Age Bias: Has it affected your search?
05.12.09 | Job Search & Career | Amanda Musto, Marketing Manager at Treeline Incorporated
As an executive search firm we often hear from many individuals about different challenges they find in the job market. All candidates struggle through a job search. It is never easy and is always an emotional roller coaster ride. There are many highs and lows in the search. We ride that roller coaster with each of our candidates and offer as much support as possible. In today's market hiring companies are picker than ever. In some cases this has caused challenges based on experience.
I was recently asked if I would comment about the challenges of finding a senior sales position for those in their 50's and if age issues factor into the process.
This is a tough question to answer so first let me share what I know from www.GO60.com:
- There are over 16 million Americans over 55 who are either working or seeking work.
- Older workers are getting new jobs at an annual rate of 4.1 percent. This is more than double the .8 percent rate in the general population.
- Older Americans make up 10 percent of the workforce, but account for 22 percent of the nation's job growth.
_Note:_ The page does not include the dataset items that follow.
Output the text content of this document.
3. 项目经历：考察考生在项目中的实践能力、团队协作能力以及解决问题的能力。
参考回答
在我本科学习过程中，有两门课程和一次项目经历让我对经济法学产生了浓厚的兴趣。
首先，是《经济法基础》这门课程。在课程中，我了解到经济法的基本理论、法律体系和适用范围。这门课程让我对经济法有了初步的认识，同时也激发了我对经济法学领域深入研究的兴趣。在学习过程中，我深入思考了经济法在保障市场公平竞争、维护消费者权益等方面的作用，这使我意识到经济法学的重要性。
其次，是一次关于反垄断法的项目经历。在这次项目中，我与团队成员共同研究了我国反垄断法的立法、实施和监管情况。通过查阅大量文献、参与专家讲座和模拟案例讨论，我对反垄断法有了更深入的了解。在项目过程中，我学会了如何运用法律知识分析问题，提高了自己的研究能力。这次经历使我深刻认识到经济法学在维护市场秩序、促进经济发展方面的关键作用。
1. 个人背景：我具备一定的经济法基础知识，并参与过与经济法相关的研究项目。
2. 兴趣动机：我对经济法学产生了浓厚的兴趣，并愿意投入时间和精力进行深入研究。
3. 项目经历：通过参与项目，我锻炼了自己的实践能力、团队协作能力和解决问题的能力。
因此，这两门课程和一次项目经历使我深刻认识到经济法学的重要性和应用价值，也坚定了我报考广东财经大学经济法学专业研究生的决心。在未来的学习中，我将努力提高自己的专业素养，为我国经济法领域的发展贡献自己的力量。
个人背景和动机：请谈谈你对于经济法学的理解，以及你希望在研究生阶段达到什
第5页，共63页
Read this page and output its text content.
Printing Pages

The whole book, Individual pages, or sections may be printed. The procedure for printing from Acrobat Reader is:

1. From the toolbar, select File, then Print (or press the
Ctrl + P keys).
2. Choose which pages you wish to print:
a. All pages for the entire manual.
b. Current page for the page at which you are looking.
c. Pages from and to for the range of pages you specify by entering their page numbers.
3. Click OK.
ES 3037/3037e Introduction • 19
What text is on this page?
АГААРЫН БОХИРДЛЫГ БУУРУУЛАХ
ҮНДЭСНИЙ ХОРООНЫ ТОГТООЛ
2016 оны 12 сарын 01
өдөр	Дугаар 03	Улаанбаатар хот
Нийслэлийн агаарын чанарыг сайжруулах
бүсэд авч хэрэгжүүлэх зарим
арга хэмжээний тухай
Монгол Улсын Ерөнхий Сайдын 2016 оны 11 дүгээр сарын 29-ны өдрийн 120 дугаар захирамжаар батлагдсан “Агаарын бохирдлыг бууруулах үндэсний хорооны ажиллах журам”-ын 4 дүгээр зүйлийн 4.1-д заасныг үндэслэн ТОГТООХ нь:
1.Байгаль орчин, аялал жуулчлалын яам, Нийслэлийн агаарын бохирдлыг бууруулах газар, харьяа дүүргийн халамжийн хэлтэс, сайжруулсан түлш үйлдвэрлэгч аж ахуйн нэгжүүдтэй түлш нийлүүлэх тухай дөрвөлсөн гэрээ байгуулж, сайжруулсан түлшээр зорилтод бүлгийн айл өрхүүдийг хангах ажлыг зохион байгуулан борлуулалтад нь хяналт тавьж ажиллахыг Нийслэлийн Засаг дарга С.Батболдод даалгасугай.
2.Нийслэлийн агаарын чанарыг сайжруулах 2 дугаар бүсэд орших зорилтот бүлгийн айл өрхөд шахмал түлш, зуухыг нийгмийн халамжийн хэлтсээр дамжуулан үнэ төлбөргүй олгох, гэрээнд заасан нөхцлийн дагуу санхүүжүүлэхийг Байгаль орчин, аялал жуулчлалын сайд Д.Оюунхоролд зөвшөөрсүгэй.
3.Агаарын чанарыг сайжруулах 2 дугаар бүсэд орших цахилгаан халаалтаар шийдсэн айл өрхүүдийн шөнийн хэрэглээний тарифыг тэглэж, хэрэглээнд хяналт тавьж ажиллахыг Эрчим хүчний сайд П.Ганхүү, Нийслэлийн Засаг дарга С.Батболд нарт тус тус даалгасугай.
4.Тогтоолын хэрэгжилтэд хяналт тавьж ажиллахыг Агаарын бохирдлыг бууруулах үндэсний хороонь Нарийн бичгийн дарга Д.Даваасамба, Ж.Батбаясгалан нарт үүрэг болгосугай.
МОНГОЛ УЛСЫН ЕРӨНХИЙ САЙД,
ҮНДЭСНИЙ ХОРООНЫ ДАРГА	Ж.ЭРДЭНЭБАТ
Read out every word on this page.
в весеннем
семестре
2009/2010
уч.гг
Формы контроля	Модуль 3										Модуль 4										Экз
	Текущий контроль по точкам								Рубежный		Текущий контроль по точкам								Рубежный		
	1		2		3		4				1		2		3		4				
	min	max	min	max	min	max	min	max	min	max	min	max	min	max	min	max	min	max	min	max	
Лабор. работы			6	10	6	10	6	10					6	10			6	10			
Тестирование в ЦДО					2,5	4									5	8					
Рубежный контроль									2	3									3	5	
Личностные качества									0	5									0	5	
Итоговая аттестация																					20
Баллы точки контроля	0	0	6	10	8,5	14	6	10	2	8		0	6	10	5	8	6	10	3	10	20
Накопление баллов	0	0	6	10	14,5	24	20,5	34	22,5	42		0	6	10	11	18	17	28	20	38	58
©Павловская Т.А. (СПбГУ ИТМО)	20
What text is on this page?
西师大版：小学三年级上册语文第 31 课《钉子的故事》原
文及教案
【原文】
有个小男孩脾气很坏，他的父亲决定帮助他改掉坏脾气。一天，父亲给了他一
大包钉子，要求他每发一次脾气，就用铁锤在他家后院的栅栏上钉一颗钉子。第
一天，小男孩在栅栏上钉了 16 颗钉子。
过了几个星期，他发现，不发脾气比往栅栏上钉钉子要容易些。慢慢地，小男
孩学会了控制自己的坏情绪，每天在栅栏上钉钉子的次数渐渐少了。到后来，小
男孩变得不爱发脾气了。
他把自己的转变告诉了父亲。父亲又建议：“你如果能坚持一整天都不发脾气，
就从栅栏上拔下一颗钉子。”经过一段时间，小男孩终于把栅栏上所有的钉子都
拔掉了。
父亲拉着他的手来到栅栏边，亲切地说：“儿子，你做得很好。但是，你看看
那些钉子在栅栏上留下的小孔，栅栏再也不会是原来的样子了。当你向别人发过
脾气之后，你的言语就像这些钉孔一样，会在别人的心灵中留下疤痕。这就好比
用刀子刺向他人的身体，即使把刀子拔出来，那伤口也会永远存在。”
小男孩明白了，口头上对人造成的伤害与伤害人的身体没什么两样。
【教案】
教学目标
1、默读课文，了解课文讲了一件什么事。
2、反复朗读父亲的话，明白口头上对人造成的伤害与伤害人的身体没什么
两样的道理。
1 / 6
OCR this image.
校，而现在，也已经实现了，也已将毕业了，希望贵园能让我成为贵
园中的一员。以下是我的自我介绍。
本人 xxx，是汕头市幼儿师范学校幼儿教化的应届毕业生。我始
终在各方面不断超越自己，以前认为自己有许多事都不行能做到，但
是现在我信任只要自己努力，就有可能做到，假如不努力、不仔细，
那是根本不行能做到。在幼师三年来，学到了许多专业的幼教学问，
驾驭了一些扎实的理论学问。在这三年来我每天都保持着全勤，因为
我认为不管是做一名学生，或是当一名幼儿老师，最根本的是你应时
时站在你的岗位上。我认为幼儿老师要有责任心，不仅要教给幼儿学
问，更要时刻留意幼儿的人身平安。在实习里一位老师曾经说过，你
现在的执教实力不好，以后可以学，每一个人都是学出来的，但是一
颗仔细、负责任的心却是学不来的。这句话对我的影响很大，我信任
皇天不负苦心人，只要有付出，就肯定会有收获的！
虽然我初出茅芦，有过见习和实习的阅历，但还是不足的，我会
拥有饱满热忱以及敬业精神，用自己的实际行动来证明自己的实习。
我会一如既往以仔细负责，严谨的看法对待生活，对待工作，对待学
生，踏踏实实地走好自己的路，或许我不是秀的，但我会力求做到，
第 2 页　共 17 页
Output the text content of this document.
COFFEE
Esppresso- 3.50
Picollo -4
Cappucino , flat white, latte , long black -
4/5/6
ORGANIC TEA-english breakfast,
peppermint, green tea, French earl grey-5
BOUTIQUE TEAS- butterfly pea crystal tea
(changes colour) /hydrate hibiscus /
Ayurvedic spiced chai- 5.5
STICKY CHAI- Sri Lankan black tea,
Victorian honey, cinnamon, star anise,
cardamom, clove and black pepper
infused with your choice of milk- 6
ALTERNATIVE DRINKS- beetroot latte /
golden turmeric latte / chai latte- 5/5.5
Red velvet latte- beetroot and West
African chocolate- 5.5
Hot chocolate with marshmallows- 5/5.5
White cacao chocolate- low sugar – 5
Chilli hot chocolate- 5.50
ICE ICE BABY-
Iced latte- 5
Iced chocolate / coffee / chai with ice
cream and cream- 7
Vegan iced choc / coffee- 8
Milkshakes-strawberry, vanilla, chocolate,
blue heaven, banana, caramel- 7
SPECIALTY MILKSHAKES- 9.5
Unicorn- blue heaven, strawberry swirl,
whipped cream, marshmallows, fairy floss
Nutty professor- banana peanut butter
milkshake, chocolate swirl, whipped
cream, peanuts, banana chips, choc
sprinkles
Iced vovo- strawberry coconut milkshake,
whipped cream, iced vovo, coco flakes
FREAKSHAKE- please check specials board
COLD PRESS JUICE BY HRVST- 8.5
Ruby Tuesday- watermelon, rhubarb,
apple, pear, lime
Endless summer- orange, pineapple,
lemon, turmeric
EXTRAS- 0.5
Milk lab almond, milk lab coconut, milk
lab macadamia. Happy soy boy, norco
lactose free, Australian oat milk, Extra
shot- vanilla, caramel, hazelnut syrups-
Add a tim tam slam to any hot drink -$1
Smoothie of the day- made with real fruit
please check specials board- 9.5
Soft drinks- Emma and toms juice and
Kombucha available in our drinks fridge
- By 2015, the number of employees over 55 will reach a record 31.9 million, compared to 18.4 million in 2000.
- Extensive research has found no relationship between age and job performance.
I think these stats are very positive. I also think there is a lot of anxiety when conducting a job search and there are many worries. Worries that you have too much experience, too little experience, too many jobs, not enough jobs, made too much money, made too little money, etc. The list goes on and on. We have no control over what the hiring authority is thinking and it is impossible to try to predict the final candidate that they will hire. Internalizing these fears is a distraction so no matter what happens during an interview process; do not let it affect your positive attitude. Let's face it, hiring companies will always have concerns, even if you are the perfect person for the job. Not only are they trying to figure out why you are the right fit, they are also trying to figure out why you are not the right fit.
At this point in time, candidates are flooding the marketplace and hiring companies have the luxury of choosing their candidate from the pick of the litter. Interviewing and finding a job is not easy and never has been. You need to out-sell the competition and convince the hiring company that you are the perfect fit despite the numbers of other candidates they have seen. Try to focus on all the reasons why a company should hire you and not why you think they should not. Don't fall into a negative belief system; it will have no positive effect on your job search. If you fall down, pick yourself back up and get back out there. At the end of the day, the only aspect of your job search that you have absolute control over is your attitude - what kind of attitude would you hire?